On a small scale, it’s easy to see how temperatures could impair industries like outdoor construction or agriculture. A drought during a growing season can wipe out crops, whether you’re a midwestern farmer in the U.S. or in Sub Saharan Africa.
But by examining the macroeconomics of climate change, the findings by Burke and his companions support a budding phenomena wherein even white collar jobs in air-conditioned offices will feel the burn of global warming. Prior research in India, for instance, suggests that worker productivity in textile mills drops by “1 to 3 percent per degree Celsius,” despite limited heat stress in the factories. Meanwhile, automobile assembly lines in the U.S. slow down when temperatures outside become too hot.
“We are already experiencing the economic impacts of climate change — heatwaves, for example, are increasing health costs and employee absenteeism,” economist Thomas Sterner of the University of Gothenburg wrote in accompanying commentary also published today by Nature.
The explanations for the decline in white-collar industries remain unclear, Burke said. What we do know is society gets a little crazy when it’s hot. Fatal car accidents and violence escalate. The rate of heart attacks spikes. Sleep might also be a factor. Burke’s team is currently looking into how sleep quantity and quality dictate economic output on a broad scale.
“It’s an intuitive idea, and we’re searching for quantitative evidence at the moment,” Burke said. Like an itchy, uncomfortable sweater, global warming might simply aggravate society by building collective stress among groups of people.
Until today, the conventional wisdom was that the economic burden of global warming would primarily be felt by poor nations. A seminal study in 2008 drew the relationship between temperature and economic output as a straight line. “The higher temperature, the bigger the costs,” Sterner writes, which meant that low-income nations would be burdened heavily in the future, given most reside in warm climates.
Sterner writes that by not assuming a linear relationship, the new model from Burke’s team paints a more accurate picture. It can account for nuanced, micro-level responses between economic productivity and temperature.
As a country’s average temperature gets hotter and extends further past the 55-degree Fahrenheit threshold in Burke’s model, economic productivity fares worse. Poor countries would still suffer the brunt of unmitigated climate change over the next century, but rich countries take a hit too. The annual temperatures for nations like China and the U.S. already hover around the 55 degree-Fahrenheit cliff, so they might witness Overall, 77 percent of the countries surveyed could be poorer by 2100 due simply to global warming.

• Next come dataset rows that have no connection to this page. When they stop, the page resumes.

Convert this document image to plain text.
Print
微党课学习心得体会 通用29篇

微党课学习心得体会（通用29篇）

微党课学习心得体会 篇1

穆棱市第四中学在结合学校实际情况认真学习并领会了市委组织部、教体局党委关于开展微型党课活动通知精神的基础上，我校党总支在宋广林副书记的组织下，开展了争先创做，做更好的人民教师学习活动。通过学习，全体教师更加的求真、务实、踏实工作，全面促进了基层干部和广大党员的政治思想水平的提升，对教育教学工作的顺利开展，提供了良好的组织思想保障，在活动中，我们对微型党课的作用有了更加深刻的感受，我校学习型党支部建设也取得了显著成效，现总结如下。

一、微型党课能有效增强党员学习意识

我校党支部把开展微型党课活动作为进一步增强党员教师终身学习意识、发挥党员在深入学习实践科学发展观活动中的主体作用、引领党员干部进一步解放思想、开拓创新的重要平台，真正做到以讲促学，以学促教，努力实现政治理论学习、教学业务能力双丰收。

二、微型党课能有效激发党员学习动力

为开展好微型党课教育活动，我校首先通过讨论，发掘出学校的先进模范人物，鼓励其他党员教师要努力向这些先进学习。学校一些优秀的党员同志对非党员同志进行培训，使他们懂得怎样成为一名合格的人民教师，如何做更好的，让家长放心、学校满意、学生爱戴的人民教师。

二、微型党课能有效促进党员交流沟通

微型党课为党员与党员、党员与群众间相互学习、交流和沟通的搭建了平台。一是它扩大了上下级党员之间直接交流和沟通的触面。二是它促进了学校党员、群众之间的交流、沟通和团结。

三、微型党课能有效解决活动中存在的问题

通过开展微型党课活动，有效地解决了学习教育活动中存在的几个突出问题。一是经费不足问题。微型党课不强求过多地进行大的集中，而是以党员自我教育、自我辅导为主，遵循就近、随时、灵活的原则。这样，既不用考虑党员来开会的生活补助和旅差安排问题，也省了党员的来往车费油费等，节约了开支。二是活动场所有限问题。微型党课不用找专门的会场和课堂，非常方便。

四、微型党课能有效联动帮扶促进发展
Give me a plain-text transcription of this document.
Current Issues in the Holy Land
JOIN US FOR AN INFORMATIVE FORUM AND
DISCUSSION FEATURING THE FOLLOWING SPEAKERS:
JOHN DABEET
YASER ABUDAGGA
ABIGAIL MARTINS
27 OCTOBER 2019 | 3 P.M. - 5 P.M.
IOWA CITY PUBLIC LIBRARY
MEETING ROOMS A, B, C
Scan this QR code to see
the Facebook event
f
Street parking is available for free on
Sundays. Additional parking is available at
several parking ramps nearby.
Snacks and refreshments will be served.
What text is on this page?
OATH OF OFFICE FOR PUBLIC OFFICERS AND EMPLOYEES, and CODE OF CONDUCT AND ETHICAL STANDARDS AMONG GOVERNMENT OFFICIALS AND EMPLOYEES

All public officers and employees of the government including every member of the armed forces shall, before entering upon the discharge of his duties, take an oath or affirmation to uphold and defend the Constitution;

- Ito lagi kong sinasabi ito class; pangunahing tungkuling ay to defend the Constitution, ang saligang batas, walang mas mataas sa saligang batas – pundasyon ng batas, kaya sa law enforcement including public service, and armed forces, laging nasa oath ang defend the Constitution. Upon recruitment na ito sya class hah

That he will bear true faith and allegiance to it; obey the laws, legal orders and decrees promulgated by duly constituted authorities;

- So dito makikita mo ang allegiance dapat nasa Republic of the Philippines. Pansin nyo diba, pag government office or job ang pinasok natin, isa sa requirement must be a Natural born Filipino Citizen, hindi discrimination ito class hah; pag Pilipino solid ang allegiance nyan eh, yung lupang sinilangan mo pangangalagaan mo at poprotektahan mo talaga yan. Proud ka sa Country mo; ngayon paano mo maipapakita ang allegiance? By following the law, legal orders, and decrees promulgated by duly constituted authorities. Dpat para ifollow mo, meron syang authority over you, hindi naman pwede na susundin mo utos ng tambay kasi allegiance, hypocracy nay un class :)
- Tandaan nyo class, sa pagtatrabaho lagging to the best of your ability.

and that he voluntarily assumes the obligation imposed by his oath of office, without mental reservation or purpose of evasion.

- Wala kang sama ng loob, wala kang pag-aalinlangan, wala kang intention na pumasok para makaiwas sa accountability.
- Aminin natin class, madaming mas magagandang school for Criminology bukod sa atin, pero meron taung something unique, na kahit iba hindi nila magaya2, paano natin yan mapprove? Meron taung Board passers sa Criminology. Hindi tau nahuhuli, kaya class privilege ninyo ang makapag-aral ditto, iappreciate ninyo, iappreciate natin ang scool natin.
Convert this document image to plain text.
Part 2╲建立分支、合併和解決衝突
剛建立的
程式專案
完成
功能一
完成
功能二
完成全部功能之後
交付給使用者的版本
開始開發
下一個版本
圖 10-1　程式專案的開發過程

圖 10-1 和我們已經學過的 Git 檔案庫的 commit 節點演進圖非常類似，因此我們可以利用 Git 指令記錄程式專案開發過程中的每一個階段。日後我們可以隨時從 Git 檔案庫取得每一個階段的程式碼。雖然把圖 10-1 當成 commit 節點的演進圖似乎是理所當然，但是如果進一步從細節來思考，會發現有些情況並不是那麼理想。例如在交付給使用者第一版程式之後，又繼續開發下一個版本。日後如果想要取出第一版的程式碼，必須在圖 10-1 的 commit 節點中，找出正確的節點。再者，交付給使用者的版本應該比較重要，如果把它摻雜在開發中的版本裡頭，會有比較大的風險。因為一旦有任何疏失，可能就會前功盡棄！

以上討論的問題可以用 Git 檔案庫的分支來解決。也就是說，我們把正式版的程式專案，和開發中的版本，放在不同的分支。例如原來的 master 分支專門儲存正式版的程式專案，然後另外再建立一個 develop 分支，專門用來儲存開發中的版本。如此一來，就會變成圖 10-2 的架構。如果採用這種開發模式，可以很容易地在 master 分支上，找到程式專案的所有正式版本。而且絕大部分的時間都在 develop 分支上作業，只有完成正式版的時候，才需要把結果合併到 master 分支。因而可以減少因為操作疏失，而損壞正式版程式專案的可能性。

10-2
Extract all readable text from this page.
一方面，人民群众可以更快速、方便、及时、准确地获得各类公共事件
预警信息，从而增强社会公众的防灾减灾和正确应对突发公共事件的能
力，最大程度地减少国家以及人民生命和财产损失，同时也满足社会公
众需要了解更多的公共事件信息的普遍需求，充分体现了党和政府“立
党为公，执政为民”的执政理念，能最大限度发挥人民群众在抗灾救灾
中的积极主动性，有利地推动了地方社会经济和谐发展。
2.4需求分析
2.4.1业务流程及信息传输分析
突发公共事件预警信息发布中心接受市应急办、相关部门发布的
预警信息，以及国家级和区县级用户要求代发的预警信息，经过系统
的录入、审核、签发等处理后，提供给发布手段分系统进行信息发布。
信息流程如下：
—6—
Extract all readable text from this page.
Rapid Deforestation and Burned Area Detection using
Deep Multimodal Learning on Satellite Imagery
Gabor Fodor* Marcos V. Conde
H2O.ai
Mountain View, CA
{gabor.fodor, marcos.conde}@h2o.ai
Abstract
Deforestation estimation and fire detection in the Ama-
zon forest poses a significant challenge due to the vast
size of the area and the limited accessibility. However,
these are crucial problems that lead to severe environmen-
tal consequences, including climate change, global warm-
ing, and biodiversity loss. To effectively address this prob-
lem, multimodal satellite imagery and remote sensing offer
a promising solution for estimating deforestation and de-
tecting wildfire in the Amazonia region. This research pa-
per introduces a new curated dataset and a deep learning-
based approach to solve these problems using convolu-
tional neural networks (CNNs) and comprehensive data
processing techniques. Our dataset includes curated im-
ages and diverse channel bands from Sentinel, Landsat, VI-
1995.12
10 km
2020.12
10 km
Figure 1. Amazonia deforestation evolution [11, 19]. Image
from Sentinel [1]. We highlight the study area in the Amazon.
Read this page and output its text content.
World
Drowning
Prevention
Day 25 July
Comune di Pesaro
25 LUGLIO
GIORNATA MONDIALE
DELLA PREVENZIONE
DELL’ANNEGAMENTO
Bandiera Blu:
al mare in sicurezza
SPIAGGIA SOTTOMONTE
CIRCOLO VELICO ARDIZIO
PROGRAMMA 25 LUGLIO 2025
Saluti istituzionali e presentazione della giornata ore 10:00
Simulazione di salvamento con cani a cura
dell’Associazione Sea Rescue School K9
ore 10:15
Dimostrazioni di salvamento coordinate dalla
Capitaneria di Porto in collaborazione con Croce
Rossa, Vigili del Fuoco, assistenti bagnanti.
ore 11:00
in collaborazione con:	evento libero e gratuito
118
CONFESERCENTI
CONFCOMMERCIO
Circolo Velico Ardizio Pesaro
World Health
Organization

“All told, these estimates equate to much larger economic losses than most leading models suggest…,” Sterner writes. “ The current leading models, referred to as integrated assessment models (IAMs), are already being used as a basis for policy. In the United States, there have been considerable battles, even in Congress, concerning the ‘social cost of carbon’, which is based on the three most prominent IAMs.”
Burke’s study argues that Congress and other policy agencies have based their predictions on the social costs of global warming and carbon pollution on estimates that are off by several hundred percent.
“[This study] is part of a growing literature suggesting that climate change is more harmful than current models indicate,” Greenstone said.